Chiming the same emotional note with McMasters in agreeance of the best part of the journey, the two described the welcome home greeting as "overwhelming."

"The airport was full of people welcoming those servicemen home," Burke said. "It was just eye-opening again realizing that we really haven't thanked them enough after spending the day with them."

McMasters was delighted to see how many young children were in attendance with signage in hand to thank the veterans.

"They ran up to us and hugged us. We never expected that greeting. It felt so good. These kids were genuine and I loved every minute of it," he said. "That sounds like that shouldn't have been the highlight as much as I enjoyed the trip," he added. "I never in a thousand years thought that so many people would show up to welcome us back. You felt appreciated."

McMasters knew all too well the rejection his fellow veterans faced many years ago when they returned home from war.

"I still to this day feel so sorry for the Vietnam vets and what they went through and what they experienced coming back home. People were spitting on them as if it were their fault," he said. "It was nice to see those vets there along with the rest of us finally getting some good recognition and appreciation for what they've been through."

At the end of the trip, McMasters, along with the other veterans, received letters thanking him for his service. Burke and McMasters put a poster together highlighting Bud McMasters' journey. The poster contained an image of a church, for his ministry, a Steak 'n Shake, where he and his wife met, and the signatures of people saying thank you.

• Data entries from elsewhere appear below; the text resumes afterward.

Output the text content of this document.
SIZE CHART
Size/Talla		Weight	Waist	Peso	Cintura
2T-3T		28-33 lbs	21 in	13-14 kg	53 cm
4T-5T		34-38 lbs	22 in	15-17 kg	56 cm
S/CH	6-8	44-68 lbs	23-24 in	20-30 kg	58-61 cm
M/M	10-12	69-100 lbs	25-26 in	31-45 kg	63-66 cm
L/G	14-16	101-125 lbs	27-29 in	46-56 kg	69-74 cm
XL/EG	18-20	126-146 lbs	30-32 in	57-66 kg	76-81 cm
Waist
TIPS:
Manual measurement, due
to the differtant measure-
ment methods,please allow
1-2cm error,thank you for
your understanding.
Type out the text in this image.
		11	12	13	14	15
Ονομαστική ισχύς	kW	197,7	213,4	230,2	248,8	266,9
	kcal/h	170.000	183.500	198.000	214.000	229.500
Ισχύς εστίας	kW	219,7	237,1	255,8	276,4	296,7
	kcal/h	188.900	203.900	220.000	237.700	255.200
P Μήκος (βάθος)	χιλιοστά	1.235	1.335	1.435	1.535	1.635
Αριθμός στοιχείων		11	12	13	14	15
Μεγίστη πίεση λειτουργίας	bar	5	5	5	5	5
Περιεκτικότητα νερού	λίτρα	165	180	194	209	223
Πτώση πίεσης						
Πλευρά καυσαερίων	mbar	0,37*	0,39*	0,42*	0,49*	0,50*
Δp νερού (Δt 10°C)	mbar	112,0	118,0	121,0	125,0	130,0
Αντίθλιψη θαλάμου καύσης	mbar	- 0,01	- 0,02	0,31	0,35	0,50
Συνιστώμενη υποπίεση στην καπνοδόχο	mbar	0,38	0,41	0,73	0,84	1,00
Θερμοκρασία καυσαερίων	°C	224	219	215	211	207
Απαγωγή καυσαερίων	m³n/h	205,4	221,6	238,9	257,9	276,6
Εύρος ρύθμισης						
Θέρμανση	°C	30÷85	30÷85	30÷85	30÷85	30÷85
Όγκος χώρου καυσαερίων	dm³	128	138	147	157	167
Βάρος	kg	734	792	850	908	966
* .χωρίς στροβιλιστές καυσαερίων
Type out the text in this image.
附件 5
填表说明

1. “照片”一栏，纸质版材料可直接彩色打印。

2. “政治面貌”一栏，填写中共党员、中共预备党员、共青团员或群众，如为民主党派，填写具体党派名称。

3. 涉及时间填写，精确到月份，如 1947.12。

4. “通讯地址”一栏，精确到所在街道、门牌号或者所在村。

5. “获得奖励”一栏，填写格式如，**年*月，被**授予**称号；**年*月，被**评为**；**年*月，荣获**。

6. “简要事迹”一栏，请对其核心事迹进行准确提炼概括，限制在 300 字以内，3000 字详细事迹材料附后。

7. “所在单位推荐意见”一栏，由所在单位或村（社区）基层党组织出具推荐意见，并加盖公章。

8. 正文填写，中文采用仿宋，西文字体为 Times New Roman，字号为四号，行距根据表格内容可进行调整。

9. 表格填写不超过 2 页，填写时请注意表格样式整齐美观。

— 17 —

"I gave him another poster that was blank with no writing on it, and I told him to take it back to Farmer City and have his friends and family sign it and tell him thank you," Burke said. "He may be too humble to do that."

Elated with the experience, McMasters walked away with a full, appreciative heart.

"It was so nice that someone thought to do this," he said. "They really had to go out of their way to allow this to take place and allow us to do this. I appreciate that. A lot of people put a lot of work and time to make us happy and they did."